Cass. Soc., 13 mars 2024, n° 22-22.032

Une salariée est embauchée en qualité d’employée libre-service à temps partiel.

Sur ses bulletins de paie, depuis 13 ans, figurait une seule ligne relative à son salaire mensuel, avec la mention de 130 heures de travail par mois.

À compter du mois de septembre 2014, les bulletins de salaire ont été modifiés pour inclure désormais deux lignes distinctes :

  • Une ligne avec la mention du salaire mensuel pour 123,80 heures par mois,
  • Une seconde ligne mentionnant un temps de pause de 6,20 heures par mois.

Il est important de noter que ce temps de pause était rémunéré au même taux horaire que les heures de travail, malgré ce changement d’affichage sur le bulletin de paie.

Ainsi, l’employeur continuait de rémunérer la salariée pour 130 heures par mois.

La salariée a saisi le Conseil de prud’hommes et a sollicité un rappel de salaires fondé sur une modification unilatérale par l’employeur.

La Cour d’appel n’a pas accédé à sa demande, estimant qu’aucune modification unilatérale du contrat de travail n’était établie, puisque l’employeur rémunérait toujours la salariée pour 130 heures.

Cependant, la Cour de cassation a censuré cette position, affirmant que la durée du travail stipulée dans le contrat de travail est un élément essentiel qui ne peut être modifié sans l’accord du salarié, même si la rémunération est maintenue.

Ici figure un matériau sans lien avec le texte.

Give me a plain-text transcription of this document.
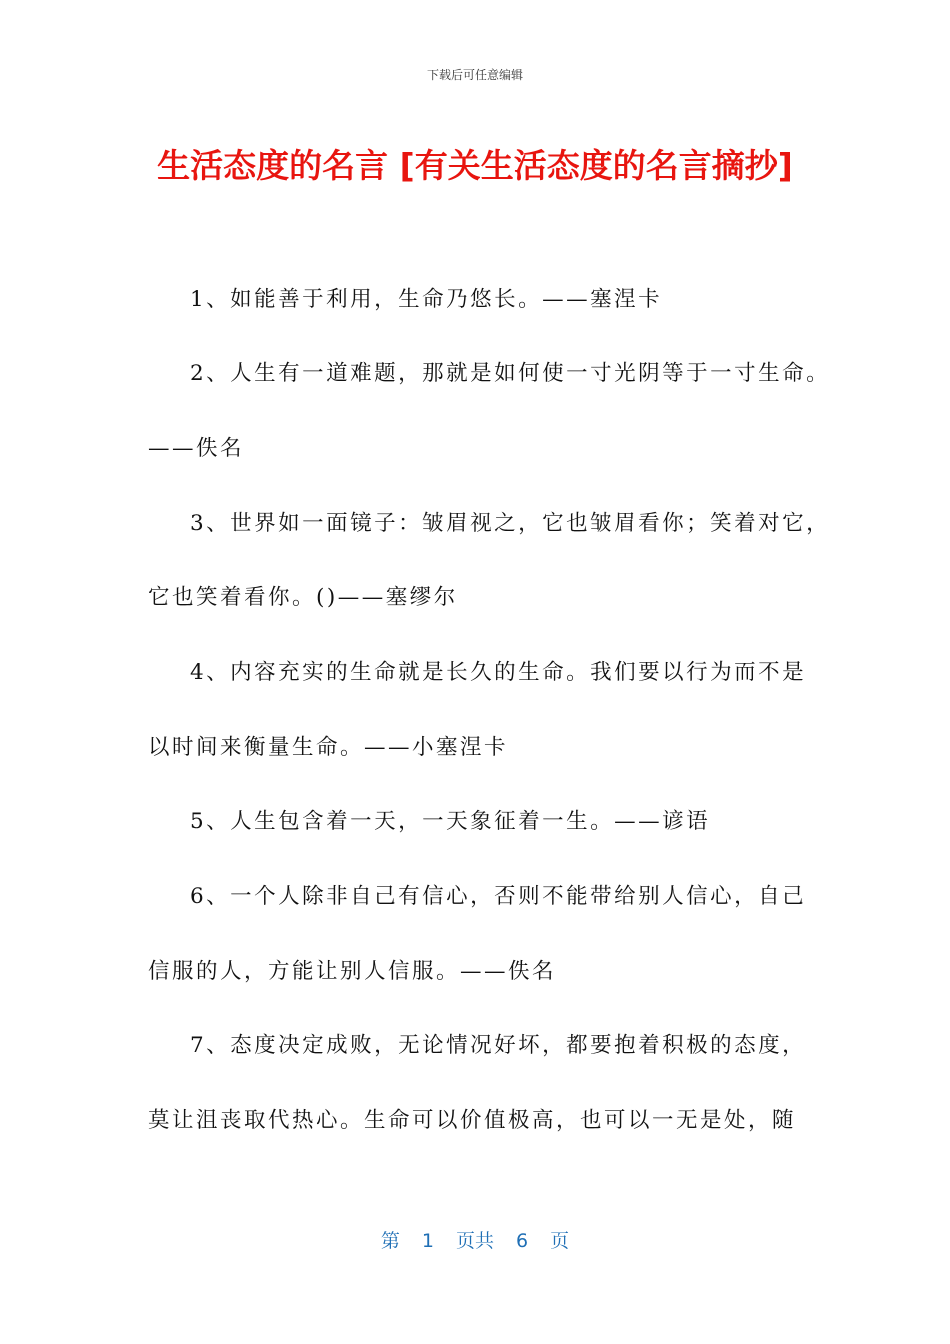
下载后可任意编辑
生活态度的名言 [有关生活态度的名言摘抄]
1、如能善于利用，生命乃悠长。——塞涅卡
2、人生有一道难题，那就是如何使一寸光阴等于一寸生命。
——佚名
3、世界如一面镜子：皱眉视之，它也皱眉看你；笑着对它，
它也笑着看你。()——塞缪尔
4、内容充实的生命就是长久的生命。我们要以行为而不是
以时间来衡量生命。——小塞涅卡
5、人生包含着一天，一天象征着一生。——谚语
6、一个人除非自己有信心，否则不能带给别人信心，自己
信服的人，方能让别人信服。——佚名
7、态度决定成败，无论情况好坏，都要抱着积极的态度，
莫让沮丧取代热心。生命可以价值极高，也可以一无是处，随
第 1 页共 6 页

La haute juridiction s’est appuyée sur les articles L. 1221-1 du Code du travail et 1134 du Code civil (devenu 1103 du même Code), relatifs au consentement des parties contractantes, et à la bonne foi contractuelle.

Par conséquent, l’employeur aurait dû obtenir l’accord explicite de la salariée pour modifier la présentation du bulletin de paie.

Cet arrêt illustre le principe largement établi selon lequel la durée contractuelle du travail, base du calcul de la rémunération, est un élément du contrat de travail qui ne peut être modifié sans l’accord du salarié, peu importe l’absence d’impact négatif sur la rémunération. (Cass. Soc., 30 avril 2011, n°09-70.853)

La Cour de cassation élargit ainsi le champ d’application de ce principe au bulletin de salaire, qui est manifestement un élément contractuel engageant l’employeur, rappelant ainsi que toute modification des mentions du contrat de travail doit être abordée avec précaution.